Anon--all true. As a hospital employee, I get no special deal over other non-Natives. Thanks for your comment.

Peter--very good idea, and one that is probably about 20 years in the future. The problem at this point in time is multi-fold. One part is health aide level of comfort with the technology. For many, esp. older health aides, it would shift the focus from providing care. A second part is access. There is one computer in each clinic, and as many as five health aides working on a given day. We can't get a computer in each exam room in the hospital, much less in all 58 village clinics. A far more immediate technological focus is getting the telemedicine access up and running in all clinics. This is a recorded, not a live interface. It allows the health aides to send photos of their patients (including ear drum pictures with a special camera head) along with details of patient history via a secure communication line. Photos are not send via email, as it is not secure for confidential patient information.

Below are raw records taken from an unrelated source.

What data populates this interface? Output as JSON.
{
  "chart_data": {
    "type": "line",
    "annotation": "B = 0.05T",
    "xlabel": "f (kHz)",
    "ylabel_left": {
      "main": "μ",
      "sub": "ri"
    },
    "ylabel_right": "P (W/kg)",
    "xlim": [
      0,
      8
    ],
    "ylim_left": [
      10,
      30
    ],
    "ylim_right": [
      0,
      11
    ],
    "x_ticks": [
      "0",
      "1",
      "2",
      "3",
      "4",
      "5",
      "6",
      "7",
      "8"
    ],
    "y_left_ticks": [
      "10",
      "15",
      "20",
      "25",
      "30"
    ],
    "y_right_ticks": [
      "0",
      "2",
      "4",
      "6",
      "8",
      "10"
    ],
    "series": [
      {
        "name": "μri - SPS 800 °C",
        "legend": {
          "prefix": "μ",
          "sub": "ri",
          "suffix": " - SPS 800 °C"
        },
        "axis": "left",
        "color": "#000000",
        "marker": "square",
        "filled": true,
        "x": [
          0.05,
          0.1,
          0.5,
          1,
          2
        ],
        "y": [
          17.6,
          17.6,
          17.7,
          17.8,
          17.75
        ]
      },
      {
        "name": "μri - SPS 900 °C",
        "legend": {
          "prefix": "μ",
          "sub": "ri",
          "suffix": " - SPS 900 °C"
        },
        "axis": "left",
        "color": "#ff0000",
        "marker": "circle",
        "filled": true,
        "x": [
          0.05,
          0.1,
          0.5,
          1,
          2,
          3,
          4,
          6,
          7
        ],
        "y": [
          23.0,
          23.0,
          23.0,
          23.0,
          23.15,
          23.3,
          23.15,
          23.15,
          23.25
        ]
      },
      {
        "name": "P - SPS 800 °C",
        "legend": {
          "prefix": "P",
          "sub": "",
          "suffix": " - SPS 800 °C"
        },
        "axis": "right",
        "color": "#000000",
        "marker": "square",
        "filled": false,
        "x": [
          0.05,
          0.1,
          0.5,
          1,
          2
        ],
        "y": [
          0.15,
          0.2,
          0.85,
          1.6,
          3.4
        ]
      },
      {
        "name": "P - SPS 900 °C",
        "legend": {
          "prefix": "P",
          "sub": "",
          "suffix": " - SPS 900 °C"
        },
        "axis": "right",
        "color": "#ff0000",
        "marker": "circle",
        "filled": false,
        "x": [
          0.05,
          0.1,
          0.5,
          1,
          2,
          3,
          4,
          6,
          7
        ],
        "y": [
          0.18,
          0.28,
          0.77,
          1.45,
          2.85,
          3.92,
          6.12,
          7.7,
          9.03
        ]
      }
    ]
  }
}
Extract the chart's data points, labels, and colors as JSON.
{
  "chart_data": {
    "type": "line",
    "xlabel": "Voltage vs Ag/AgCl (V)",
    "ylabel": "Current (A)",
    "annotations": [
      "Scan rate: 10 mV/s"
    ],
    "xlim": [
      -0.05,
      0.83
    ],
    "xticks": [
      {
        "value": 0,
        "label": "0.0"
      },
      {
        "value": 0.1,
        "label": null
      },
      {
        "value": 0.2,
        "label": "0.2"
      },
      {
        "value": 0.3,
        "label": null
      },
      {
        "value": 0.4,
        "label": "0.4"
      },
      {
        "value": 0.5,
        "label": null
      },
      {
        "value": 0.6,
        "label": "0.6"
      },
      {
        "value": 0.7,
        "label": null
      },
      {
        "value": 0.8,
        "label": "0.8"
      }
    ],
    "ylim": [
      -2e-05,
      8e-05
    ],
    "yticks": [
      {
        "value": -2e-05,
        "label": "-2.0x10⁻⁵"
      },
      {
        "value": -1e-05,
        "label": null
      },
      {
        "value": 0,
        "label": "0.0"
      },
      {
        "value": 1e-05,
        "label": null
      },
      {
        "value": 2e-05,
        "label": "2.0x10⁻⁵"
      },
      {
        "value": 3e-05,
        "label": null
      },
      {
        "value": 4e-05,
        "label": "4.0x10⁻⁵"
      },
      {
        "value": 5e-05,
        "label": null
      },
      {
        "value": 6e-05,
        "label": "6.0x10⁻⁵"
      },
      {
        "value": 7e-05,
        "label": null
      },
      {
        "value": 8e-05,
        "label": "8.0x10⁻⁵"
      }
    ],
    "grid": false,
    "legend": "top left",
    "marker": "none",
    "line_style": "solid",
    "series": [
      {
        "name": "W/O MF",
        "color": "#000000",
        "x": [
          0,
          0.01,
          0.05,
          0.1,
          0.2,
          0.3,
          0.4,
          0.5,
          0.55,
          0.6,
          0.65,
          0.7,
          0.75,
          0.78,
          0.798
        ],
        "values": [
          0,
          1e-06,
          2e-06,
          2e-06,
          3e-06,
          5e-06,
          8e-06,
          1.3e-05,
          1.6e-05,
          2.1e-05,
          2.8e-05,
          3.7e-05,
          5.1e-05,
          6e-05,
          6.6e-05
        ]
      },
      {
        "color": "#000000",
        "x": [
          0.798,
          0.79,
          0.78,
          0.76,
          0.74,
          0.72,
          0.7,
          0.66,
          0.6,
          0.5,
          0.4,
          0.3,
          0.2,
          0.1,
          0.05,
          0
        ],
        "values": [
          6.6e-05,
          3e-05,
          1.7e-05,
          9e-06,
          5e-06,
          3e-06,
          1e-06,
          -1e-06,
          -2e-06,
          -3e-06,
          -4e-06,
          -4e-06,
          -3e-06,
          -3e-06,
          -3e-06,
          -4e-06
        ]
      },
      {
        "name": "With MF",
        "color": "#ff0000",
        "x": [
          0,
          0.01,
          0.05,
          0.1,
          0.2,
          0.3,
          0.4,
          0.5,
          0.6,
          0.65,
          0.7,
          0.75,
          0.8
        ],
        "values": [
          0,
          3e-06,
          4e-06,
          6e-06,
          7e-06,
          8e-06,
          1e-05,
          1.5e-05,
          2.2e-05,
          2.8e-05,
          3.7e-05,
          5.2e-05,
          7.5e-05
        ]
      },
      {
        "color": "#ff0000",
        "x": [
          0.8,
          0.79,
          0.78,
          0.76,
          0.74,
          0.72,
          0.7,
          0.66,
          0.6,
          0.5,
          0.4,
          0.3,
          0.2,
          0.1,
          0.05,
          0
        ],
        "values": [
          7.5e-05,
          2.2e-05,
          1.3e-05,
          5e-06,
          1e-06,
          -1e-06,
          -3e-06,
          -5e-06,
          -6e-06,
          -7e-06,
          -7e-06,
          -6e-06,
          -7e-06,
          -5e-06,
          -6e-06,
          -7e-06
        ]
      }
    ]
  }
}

But good ideas, and thanks for commenting!

Tuesday, December 19, 2006 7:59:00 AM  
Anonymous Anonymous said...

You can never have too much detail in your posts. Your blog is a fascinating look at a health care system and a way of life I would never have known about!

Great post!

Wednesday, December 20, 2006 12:27:00 PM  
Blogger Margaret Polaneczky, MD (aka TBTAM) said...

Great post - you really show all sides of a very difficult issue, from the patient through to the central hospital.

Do you do any tracking on outcomes by provider, or time of day or type of symptom? It would be a great public health project for someone..

Friday, December 22, 2006 1:57:00 PM  
Anonymous PPLIC said...

Nice article. very interesting, thanks for sharing.